What is a scaphoid fracture, and how do I manage it?

Scaphoid Fractures: Understanding what they are, management and treatment options

Insight Hand Therapy is a Hand Therapy Clinic located on the Gold Coast, providing specific assessment, treatment and active rehabilitation for hand and upper limb injuries / conditions. Telehealth hand therapy services are also offered for those who do not live on the Gold Coast or Northern NSW, or for those who are unable to attend a face-to-face appointment. The below information is intended for general information purposes and should not substitute individualised, medical or therapy advice. Please get in contact with us directly for more information or for an appointment with an Accredited Hand Therapist (as awarded by the Australian Hand Therapy Association).

Scaphoid fractures are common injuries that affect the small scaphoid bone located in the wrist, near the base of the thumb. This little cashew-shaped bone is quite prone to fractures due to its location and the forces that pass through this bone when falling on the outstretched hand. Scaphoid fractures can often go undiagnosed for long periods of time, and also have a higher risk of poor healing compared to other bones in the hand. Early identification and correct management is essential when treating scaphoid fractures. In this blog post, we will review the incidence, mechanism of action, treatment options, rehabilitation, and outcomes of scaphoid fractures, as well as common complications.

Incidence and Mechanism of Injury

Scaphoid fractures are one of the most common fractures in the wrist and they tend to occur more frequently in men than women. The incidence of scaphoid fractures peaks between the ages of 20 and 40 years and is often associated with sports and high impact falls. It is interesting to note that a number of scaphoid fractures are initially missed on X-rays, which can lead to a delay in individuals seeking appropriate treatment (and then an increased chance of fracture non-union!)

Scaphoid fractures often occur as a result of a fall onto an outstretched hand, with the force being transmitted through the palm of the hand to the scaphoid bone. This type of injury is often seen in athletes who participate in high-impact sports such as football or skateboarding. Other mechanisms of injury include direct trauma to the wrist, such as a punch or blow to the back of the hand.

Treatment

The treatment for scaphoid fractures depends on the location of the fracture within the bone, and if the fracture is been displaced or non-displaced. Your treating doctor or hand therapist will be able to tell you if your fracture is likely to heal conservatively with immobilisation (wearing a splint or cast) or if it will require surgery. Usually if the fracture has been displaced, or through the proximal pole of the bone, a surgical opinion will be strongly recommended due to the higher likelihood of avascular necrosis, a common complication of scaphoid fractures.

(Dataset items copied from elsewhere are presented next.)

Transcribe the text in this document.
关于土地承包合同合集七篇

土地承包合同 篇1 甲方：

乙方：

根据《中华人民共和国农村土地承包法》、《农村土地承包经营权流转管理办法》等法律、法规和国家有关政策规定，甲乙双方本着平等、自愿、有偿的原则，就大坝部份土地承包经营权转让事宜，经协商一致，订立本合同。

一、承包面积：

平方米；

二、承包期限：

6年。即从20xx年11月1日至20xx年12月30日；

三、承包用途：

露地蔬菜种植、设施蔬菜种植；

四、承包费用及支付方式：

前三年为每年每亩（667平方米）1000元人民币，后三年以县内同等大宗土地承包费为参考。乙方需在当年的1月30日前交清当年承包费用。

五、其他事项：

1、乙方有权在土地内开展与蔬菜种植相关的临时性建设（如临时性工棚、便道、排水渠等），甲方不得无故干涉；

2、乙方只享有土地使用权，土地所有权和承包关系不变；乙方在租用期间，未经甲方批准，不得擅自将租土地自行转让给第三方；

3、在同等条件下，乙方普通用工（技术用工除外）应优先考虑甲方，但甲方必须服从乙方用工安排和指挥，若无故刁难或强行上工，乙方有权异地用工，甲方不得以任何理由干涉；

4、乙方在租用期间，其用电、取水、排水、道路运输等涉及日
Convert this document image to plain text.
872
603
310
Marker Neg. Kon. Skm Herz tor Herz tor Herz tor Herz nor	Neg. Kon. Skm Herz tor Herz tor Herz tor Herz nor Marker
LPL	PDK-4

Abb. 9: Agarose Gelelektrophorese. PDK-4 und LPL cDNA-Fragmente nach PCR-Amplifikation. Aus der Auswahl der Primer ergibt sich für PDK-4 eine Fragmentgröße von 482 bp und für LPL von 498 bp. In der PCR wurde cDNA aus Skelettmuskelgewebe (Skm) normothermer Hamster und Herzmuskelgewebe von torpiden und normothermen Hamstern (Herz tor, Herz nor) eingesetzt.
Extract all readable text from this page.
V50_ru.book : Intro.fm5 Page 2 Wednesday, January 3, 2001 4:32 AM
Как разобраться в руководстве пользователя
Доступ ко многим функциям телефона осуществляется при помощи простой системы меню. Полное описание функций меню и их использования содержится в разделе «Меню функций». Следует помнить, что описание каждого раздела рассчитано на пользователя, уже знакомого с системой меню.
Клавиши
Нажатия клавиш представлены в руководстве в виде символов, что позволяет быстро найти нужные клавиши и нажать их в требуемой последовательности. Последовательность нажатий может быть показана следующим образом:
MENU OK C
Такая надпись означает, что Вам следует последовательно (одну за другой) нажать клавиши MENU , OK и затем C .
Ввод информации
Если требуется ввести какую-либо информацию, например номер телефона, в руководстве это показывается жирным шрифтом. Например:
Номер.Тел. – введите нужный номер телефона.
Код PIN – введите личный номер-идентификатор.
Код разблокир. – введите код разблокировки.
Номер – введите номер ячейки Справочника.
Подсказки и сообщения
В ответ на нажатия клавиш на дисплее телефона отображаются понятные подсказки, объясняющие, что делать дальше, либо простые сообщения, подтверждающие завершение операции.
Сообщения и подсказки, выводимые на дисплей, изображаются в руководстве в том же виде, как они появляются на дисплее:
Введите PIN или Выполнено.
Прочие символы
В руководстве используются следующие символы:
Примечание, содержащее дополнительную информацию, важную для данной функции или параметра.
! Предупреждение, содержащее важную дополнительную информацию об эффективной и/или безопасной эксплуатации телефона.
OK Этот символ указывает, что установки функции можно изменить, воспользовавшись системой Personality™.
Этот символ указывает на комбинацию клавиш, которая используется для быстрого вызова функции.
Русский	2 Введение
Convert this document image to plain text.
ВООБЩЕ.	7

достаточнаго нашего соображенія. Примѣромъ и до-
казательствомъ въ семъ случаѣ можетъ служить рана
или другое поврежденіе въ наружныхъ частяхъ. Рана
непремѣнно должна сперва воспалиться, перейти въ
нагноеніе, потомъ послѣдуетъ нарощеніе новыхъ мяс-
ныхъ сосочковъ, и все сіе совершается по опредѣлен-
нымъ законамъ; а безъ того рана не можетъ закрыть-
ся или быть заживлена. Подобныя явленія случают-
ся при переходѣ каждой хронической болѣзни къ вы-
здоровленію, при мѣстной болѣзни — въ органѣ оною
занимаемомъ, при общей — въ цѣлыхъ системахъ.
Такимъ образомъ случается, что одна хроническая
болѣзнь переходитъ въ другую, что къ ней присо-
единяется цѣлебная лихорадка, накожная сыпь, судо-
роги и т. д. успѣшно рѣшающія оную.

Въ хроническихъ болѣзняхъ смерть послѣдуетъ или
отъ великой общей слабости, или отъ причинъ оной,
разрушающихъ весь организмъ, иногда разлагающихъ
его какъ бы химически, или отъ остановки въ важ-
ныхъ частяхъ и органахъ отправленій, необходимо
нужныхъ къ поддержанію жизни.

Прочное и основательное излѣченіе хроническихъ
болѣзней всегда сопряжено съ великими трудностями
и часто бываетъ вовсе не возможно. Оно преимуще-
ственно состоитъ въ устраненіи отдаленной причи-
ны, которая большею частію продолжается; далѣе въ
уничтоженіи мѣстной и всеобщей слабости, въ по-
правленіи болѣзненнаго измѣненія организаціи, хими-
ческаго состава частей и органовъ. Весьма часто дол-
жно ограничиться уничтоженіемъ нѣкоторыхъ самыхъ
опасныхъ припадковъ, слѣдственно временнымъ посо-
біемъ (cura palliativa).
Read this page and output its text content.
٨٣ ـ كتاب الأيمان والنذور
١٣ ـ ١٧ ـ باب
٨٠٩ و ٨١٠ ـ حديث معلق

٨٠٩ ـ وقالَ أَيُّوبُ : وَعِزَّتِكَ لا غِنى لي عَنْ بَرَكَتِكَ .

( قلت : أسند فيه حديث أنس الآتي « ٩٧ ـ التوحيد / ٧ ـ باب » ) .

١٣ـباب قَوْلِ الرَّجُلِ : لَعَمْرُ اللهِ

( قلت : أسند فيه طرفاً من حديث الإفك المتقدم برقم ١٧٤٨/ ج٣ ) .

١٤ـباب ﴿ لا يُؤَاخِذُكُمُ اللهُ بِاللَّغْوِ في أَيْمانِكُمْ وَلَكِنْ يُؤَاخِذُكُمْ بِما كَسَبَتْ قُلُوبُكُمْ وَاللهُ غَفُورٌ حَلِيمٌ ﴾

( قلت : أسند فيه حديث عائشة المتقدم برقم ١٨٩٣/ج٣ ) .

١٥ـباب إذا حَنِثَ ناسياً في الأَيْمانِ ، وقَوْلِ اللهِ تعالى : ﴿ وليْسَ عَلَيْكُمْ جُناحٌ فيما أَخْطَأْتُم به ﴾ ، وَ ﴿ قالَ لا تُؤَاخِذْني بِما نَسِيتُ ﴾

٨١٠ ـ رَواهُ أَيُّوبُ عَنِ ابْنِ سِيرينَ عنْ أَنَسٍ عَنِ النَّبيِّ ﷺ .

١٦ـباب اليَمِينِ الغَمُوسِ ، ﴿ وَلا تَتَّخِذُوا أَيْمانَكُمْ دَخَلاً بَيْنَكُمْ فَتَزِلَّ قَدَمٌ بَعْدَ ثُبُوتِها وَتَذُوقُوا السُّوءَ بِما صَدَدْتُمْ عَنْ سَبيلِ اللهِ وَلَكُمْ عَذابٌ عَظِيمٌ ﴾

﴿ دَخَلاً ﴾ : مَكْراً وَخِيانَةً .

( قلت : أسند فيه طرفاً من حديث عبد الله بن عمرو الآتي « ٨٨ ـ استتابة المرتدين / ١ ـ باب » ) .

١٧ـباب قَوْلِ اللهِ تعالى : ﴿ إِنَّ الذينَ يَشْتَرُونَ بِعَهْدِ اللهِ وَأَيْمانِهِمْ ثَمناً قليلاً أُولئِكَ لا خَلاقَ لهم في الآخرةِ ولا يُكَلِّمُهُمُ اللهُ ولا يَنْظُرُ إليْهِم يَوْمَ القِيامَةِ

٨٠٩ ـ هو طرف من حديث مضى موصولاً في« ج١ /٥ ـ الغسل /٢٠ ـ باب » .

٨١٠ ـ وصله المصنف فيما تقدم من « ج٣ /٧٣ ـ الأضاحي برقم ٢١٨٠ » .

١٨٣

If the fracture is non-displaced, conservative management with immobilisation is likely indicated. This treatment usually involves immobilisation of the wrist and the thumb with a splint or cast for 8 to 10 weeks. Repeat imaging is usually performed towards the end of this timeframe to ensure the fracture remains stable and to detect early evidence of bony healing. When appropriate, rehabilitation with your hand therapist will commence with gradual weaning from the splint and graded movement and specific strengthening and stability exercises.

If surgery is required, the surgeon may place a small screw within the bone, holding the fracture fragments in place. You will still need to wear a splint or cast for a period of time for protection and to ensure the screw fixation remains in the correct place. The amount of time in the splint or cast will depend on the type of surgery you have had, which part of the bone was affected and other individual factors. Rehabilitation exercises are essential in the management of scaphoid fractures, whether they are managed conservatively or surgically. Your hand therapist will let you know when it is safe to start these exercises, and provide specific exercises to regain your movement and strength. Proprioceptive rehabilitation is also incorporated to regain full functional use of the wrist and hand. It is important to never commence movement of the wrist and thumb without advice from your doctor or hand therapist.

Outcomes

The outcome of scaphoid fractures depends on several factors, including the location and severity of the fracture, the treatment received, and the individual’s compliance with rehabilitation. Non-displaced fractures typically heal well and have good outcomes when treated conservatively. Displaced fractures, however, have a higher rate of non-union and generally require surgery to achieve optimal outcomes. Individuals who smoke tend to have much slower healing rates, and have higher rates of complications.

Complications

One of the most significant complications associated with scaphoid fractures is avascular necrosis (AVN). AVN occurs when the blood supply to the bone is disrupted due to the location of the fracture, leading to bone death. AVN can lead to chronic pain, reduced function and usually requires further surgical intervention. Individuals with scaphoid fractures should be closely monitored for signs of AVN, which may include persistent pain, weakness, and decreased range of motion.

Scaphoid fractures are common injuries that require prompt and appropriate treatment. Conservative management is often preferred for non- displaced fractures, while displaced fractures often require surgical intervention. Rehabilitation is essential for all individuals with scaphoid fractures to minimise the risk of complications and optimise outcomes. With proper diagnosis, treatment, and rehabilitation, individuals with scaphoid fractures can expect good outcomes and a return to their pre-injury level of function.